Die Narren sind der Philosophen Diener,
Sie brauchen jene wider ihren Willen.

So wie der Reiche über Arme herrscht,
So Narren Sklaven sind der Herzensweisen.

Wie Schuldner Sklaven sind der Gläubiger,
So Heuchler Sklaven der Demütigen.

Das Herz des Weisen gleicht Prophetenherz,
Er wird gehalten durch Prophetenwort.

Es denken viele, dass sie weise sind.
Wer Gottes Wort verwirft, ist ohne Weisheit.

Sophia und Besinnung der Torah
Ist besser als das Treiben dieser Welt.

Sophia und die Reverenz Jehovas
Ist süßer als Genüsse dieser Welt.

Torah und die Erziehung durch Sophia
Ist besser als das Leben dieser Welt.

Sophia ist Werkmeisterin des Schöpfers
Und seine Throngenossin in Äonen.

Wer sucht Sophia, wird sich an ihr laben,
Die andern aber gehn in Schmach zugrunde.

Wohl jenem, der da meditiert Torah,
Er lebt für immer und wird nicht zuschanden.

Nicht rühm der Mensch sich seines schönen Äußern,
Nicht freue er sich an der Eitelkeit.

Nicht rühme er sich seines Kinderreichtums.
Sind seine Kinder fromm und gottesfürchtig?

Nicht rühme sich der Mensch der Kraft der Schenkel,
Vielmehr, dass er bezwingen kann die Triebe.

Nicht rühme sich der Mensch des Reichtums Ruhm,
Denn Mammon wird ihn retten nicht vorm Tod.

Nicht rühme sich der Mensch des großen Wissens
Und er vertraue nicht auf seine Klugheit.

Der Mensch vertraue, rühme sich Jehovas,
Dass er verständig ist und Gott erkennt,

Dass er Gerechtigkeit und Güte übe
Und immer sinne über schöne Rede.

Gerechtigkeit errettet einen Menschen,
Es rettet keiner aus der Hand des Herrn.

Gerechtigkeit gibt Menschenleben Dauer
Und Gottes-Wissen und der wahre Glaube.

Der Menschen soll denken immer an den Schöpfer
Und soll nicht preisen seine Todesstunde,

Denn nichtig ist das Ende allen Lebens,
Doch Vorteil bringt es für die Freunde Gottes.

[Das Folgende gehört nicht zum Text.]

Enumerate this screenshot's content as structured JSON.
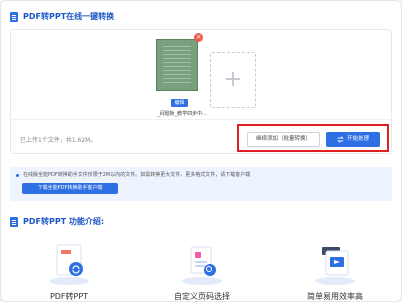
{
  "header": {
    "title": "PDF转PPT在线一键转换"
  },
  "upload": {
    "file_name": "_闷题板_教学四步中...",
    "edit_badge": "编辑",
    "remove_label": "×",
    "add_label": "+",
    "status": "已上传1个文件，共1.62M。"
  },
  "actions": {
    "continue_label": "继续添加（批量转换）",
    "start_label": "开始处理",
    "start_icon": "convert-icon"
  },
  "notice": {
    "text": "在线版全能PDF转换助手文件仅限于2M以内的文件。如需转换更大文件、更多格式文件，请下载客户端",
    "button_label": "下载全能PDF转换助手客户端"
  },
  "features_section": {
    "title": "PDF转PPT 功能介绍:",
    "items": [
      {
        "label": "PDF转PPT",
        "icon": "pdf-to-ppt-icon"
      },
      {
        "label": "自定义页码选择",
        "icon": "page-select-icon"
      },
      {
        "label": "简单易用效率高",
        "icon": "doc-convert-icon"
      }
    ]
  },
  "colors": {
    "accent": "#2f6fe4",
    "highlight": "#e02020",
    "notice_bg": "#eef4ff"
  }
}
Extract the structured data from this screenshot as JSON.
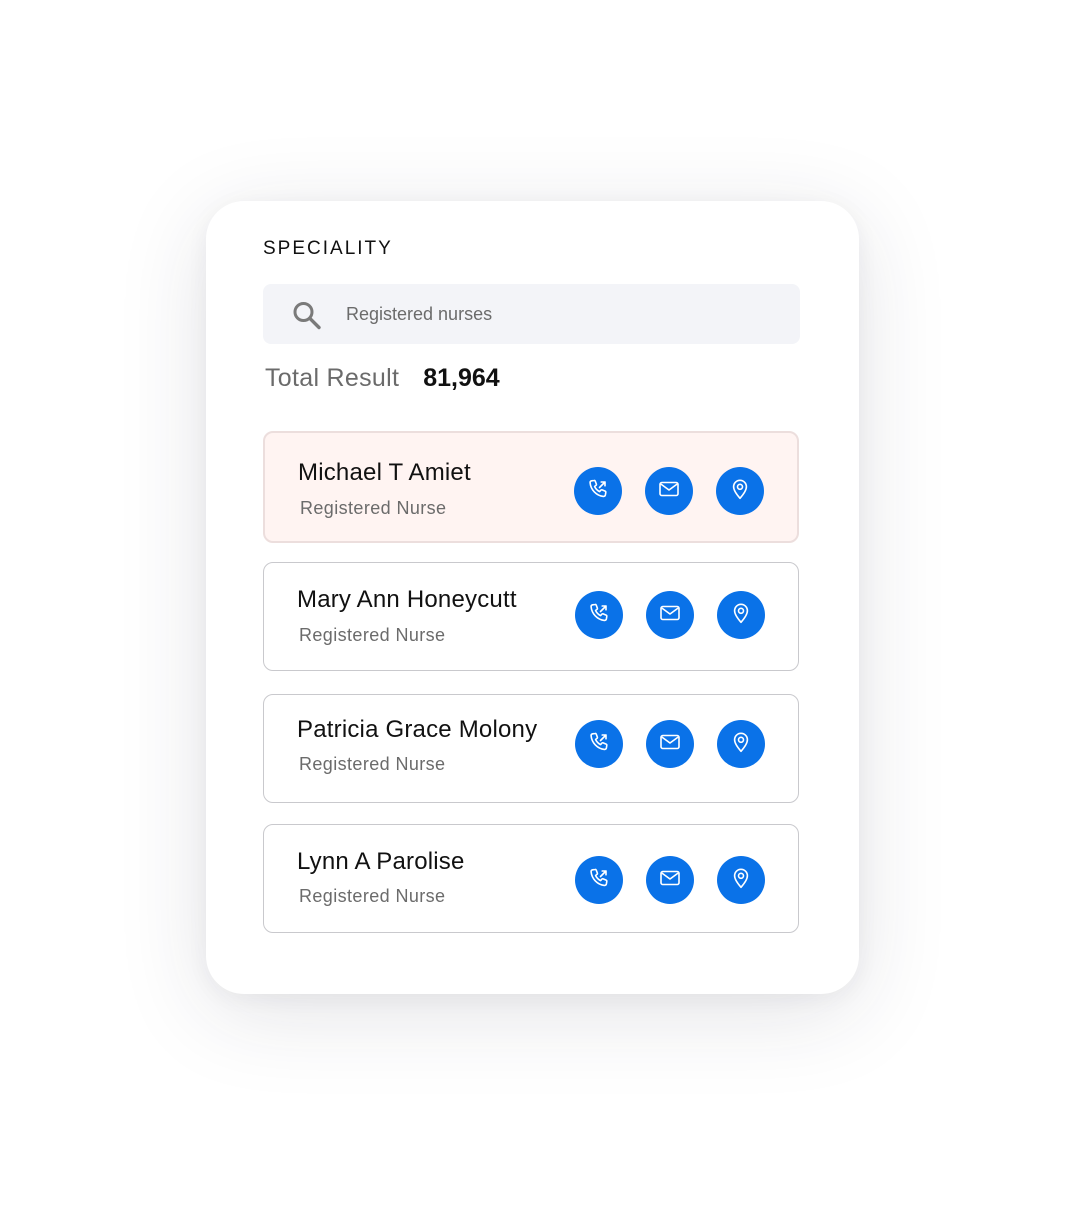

Die Seelenruhe kommt ihm durch Sophia,
Unruhe kommt nur von des Menschen Torheit.

Nachlässigkeit und Stillstand, das ist Torheit,
Vergessenheit ist übles Werk des Bösen.

Wer Wissen mehrt, verwirft Nachlässigkeit,
Vergessenheit führt er zur tiefen Einsicht.

Wird Eisen stumpf, so schärft man seine Schneide,
Durchs Lernen führt man Herzen zu der Einsicht.

Der Acker wird gepflügt und wird besät,
Man führt durchs Studium das Herz zur Einsicht.

Ein Pflanzenspross sprießt aus dem Wasser auf,
Sophia sprießt aus Forschung nach Sophia.

Gelenkt wird alle Arbeit durch Sophia,
Sophia selbst erforscht man durch das Reden.

Wer sie erforscht, einsichtig wird er, froh,
Es fliehen vor ihm Trübsal, Schmerz und Seufzer.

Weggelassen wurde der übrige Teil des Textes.